On ne pourra que suivre son ironie féroce quand il remarque que la difficulté rencontrée par un enfant est souvent reliée à la vie sexuelle de ses parents, à leur travail ou à leur manque de travail, à leur présence ou à leur manque de mobilisation… toutes choses qui exigent d’eux qu’ils affichent une parfaite transparence. Il est bien plus rare qu’une relation de cause à effet soit établie avec les facteurs d’incohérence qui caractérisent trop souvent les institutions : manque de concertation, changement perpétuel d’orientation ou immobilisme, instabilité du personnel, etc.
On sera aussi intéressé par l’analyse portée sur les effets pervers de la stimulation de la responsabilité parentale. Cet encouragement aboutit parfois à un enfermement de la cellule familiale sur elle-même. Cela débouche, par exemple, sur le refus de solliciter tout relais extérieur ou de poursuivre une vie sociale, voire de couple, qui se trouve alors sacrifiée à la seule fonction parentale… Que ne ferait-on pas pour être perçu comme bon parent. Car, si la parentalité est universelle, elle ne bénéficie d’aucune solidarité : chacun n’a de cesse d’être identifié comme compétent dans un domaine où l’on prétend les aptitudes si irrégulièrement réparties.
Trop souvent bousculés entre des horaires de travail et de vie décalés, des temps de transport envahissant et des contraintes concurrentes, les parents n’ont pas vraiment besoin qu’on les juge à partir d’images idéalisées ou de représentations mythiques. Laurent Ott en appelle à ne pas se tromper de cible : le soutien à la parentalité qui est devenu la « tarte à la crème » de l’action sociale et éducative, ces dernières années, n’est pas un objectif, mais un moyen.

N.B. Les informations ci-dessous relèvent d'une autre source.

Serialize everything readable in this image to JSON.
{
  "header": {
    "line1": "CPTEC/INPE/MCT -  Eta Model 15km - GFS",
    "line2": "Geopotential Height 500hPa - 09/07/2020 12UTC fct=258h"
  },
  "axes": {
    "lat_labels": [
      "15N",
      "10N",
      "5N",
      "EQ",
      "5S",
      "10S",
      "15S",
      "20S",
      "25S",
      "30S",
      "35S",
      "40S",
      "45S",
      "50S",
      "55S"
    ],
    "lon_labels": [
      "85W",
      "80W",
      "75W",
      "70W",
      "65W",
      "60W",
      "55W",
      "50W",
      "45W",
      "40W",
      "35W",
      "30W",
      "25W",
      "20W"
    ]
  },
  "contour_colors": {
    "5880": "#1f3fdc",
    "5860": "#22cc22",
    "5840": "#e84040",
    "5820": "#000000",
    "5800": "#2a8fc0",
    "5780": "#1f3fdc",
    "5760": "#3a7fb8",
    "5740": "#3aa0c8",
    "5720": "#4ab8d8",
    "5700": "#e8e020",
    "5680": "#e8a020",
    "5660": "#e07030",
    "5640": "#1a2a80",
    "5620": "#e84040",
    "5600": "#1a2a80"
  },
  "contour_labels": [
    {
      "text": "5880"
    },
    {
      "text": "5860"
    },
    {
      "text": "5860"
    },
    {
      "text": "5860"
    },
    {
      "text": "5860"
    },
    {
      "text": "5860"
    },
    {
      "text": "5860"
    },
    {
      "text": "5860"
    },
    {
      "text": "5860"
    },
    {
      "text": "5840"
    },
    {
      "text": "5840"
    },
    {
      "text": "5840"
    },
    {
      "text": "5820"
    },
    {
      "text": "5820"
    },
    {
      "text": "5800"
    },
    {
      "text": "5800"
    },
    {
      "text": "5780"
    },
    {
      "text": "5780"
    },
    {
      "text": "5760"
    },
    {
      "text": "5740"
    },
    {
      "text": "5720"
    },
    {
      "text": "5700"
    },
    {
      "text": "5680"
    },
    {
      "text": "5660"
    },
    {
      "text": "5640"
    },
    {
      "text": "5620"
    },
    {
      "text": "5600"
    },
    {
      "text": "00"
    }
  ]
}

Ce que l’on doit chercher à faire, ce n’est pas d’aider les parents, mais, c’est surtout et avant tout, de renforcer l’action éducative auprès de l’enfant. Et d’expliciter le paradoxe qui veut que la première condition pour que les professionnels entrent dans un contact clair et réussi avec les familles est de faire la preuve de la possibilité de travailler sans elles. C’est la possibilité laissée à l’enfant de multiplier les adultes à qui il s’adresse, c’est la voie de la coéducation qui renforce la cohérence des acteurs qui l’entourent, c’est le respect qui doit s’imposer face à des parents à qui on laisse le temps de s’impliquer, sans les placer dans une injonction à faire au risque d’être mal jugés.